Checklist: Cardiac defibrillator implant w/o cardiac cath

This checklist is being provided as a tool to assist providers when responding to medical record documentation requests for cardiac defibrillator implant w/o cardiac cath (DRG 226 and 227) services.

It is the responsibility of the practitioner who provided the services to ensure the correct submission of documentation. 

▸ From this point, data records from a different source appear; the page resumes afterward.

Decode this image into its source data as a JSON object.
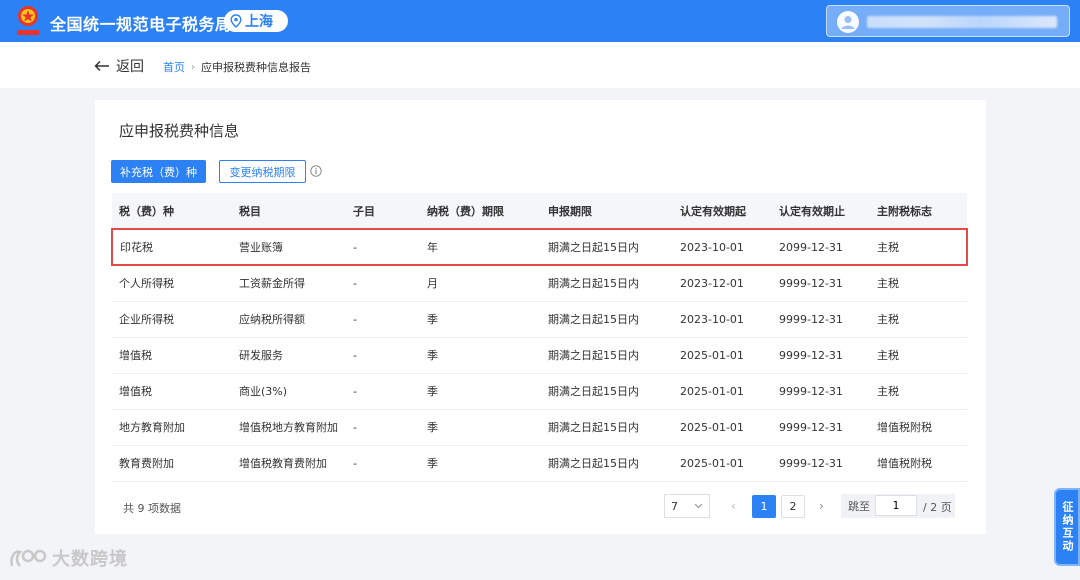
{
  "header": {
    "site_title": "全国统一规范电子税务局",
    "region": "上海"
  },
  "subbar": {
    "back_label": "返回",
    "breadcrumb": [
      "首页",
      "应申报税费种信息报告"
    ]
  },
  "main": {
    "title": "应申报税费种信息",
    "buttons": {
      "supplement": "补充税（费）种",
      "change_period": "变更纳税期限"
    },
    "table": {
      "columns": [
        "税（费）种",
        "税目",
        "子目",
        "纳税（费）期限",
        "申报期限",
        "认定有效期起",
        "认定有效期止",
        "主附税标志"
      ],
      "rows": [
        [
          "印花税",
          "营业账簿",
          "-",
          "年",
          "期满之日起15日内",
          "2023-10-01",
          "2099-12-31",
          "主税"
        ],
        [
          "个人所得税",
          "工资薪金所得",
          "-",
          "月",
          "期满之日起15日内",
          "2023-12-01",
          "9999-12-31",
          "主税"
        ],
        [
          "企业所得税",
          "应纳税所得额",
          "-",
          "季",
          "期满之日起15日内",
          "2023-10-01",
          "9999-12-31",
          "主税"
        ],
        [
          "增值税",
          "研发服务",
          "-",
          "季",
          "期满之日起15日内",
          "2025-01-01",
          "9999-12-31",
          "主税"
        ],
        [
          "增值税",
          "商业(3%)",
          "-",
          "季",
          "期满之日起15日内",
          "2025-01-01",
          "9999-12-31",
          "主税"
        ],
        [
          "地方教育附加",
          "增值税地方教育附加",
          "-",
          "季",
          "期满之日起15日内",
          "2025-01-01",
          "9999-12-31",
          "增值税附税"
        ],
        [
          "教育费附加",
          "增值税教育费附加",
          "-",
          "季",
          "期满之日起15日内",
          "2025-01-01",
          "9999-12-31",
          "增值税附税"
        ]
      ]
    },
    "pagination": {
      "total_text": "共 9 项数据",
      "page_size": "7",
      "pages": [
        "1",
        "2"
      ],
      "jump_label": "跳至",
      "jump_value": "1",
      "jump_suffix": "/ 2 页"
    }
  },
  "side_widget": {
    "label": "征纳互动"
  },
  "watermark": {
    "text": "大数跨境"
  },
  "colors": {
    "primary": "#2c82f5",
    "highlight_border": "#e34b4b"
  }
}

Check Documentation description
  Name of beneficiary and date of service in all documentation.
 

A complete inpatient certification that contains the following:

  • Signed and dated by a physician prior to discharge
  • Reason for inpatient admission
  • Estimated and/or actual hospital time
  • Progress notes support the reason for admission and explain current treatment. plans
  • Post-hospital care plans
  • Valid inpatient admission order
 

A complete admission order that contains the following:

  • Includes specific language such as “admit to inpatient,” “admit to inpatient services,” or similar:
    • Written order
    • Verbal order (which includes specific language such as “admit to inpatient,” “admit to inpatient services,” or similar, Identification of the ordering physician/practitioner and countersigned and dated by a physician/practitioner)
    • Written at or before the time of the inpatient admission
    • Authenticated prior to discharge
 

Exceptions or unforeseen circumstances:

  • Patient’s death
  • Patient transferred to another facility
  • Patient left against medical advice (AMA)
  • Unexpected recovery is clearly documented in medical record
  • Other
  Signed, timed, and dated physician orders for each day of care / service.
  History and physical.
  Legible physician progress notes.
  All diagnostic and laboratory reports, as applicable.
  Surgical procedure reports.
  Anesthesia reports.
  Medication administration record.
  Nurses' notes.
  Ambulance run sheet.
  Discharge summary.
  Signature log or physician’s attestation for any missing signatures.
  Signed advanced beneficiary notice of noncoverage (ABN).
  Signed health insurance notice of non-coverage (HINN).
  Any other clinical records that support the medical necessity of the service billed.
  Any other documentation a provider deems necessary to support medical necessity of services billed, as well as documentation specifically requested in the letter.
  Records of patient's condition before, during and after submitted billing period to support medical necessity and reason services were provided
  History and physical, progress notes, office visit notes, cardiology consultations and all other pertinent medical records
  Documentation to support patient does not have irreversible brain damage from preexisting cerebral disease
  Documentation of the history and duration of unsuccessful medical management
  Diagnostic test results/reports to support any applicable cardiac findings such as ventricular arrhythmia, the LVEF, a prior MI or prior cardiac intervention
  Complete legible operative report outlining operative approach used and all the procedure components performed that includes sufficient detail to allow reconstruction of ICD insertion
  Signature log or signature attestation for any missing or illegible signatures within the medical record (all personnel providing services)
  Patients with documented, familial or genetic disorders with a high risk of life-threatening tachyarrhythmias (sustained VT or VF, to include, but not limited to, long QT syndrome or hypertrophic cardiomyopathy.

 

Disclaimer 
This checklist was created as an aid to assist providers. This aid is not intended as a replacement for the documentation requirements published in national or local coverage determinations, or the CMS documentation guidelines. It is the responsibility of the provider of services to ensure the correct, complete, and thorough submission of documentation.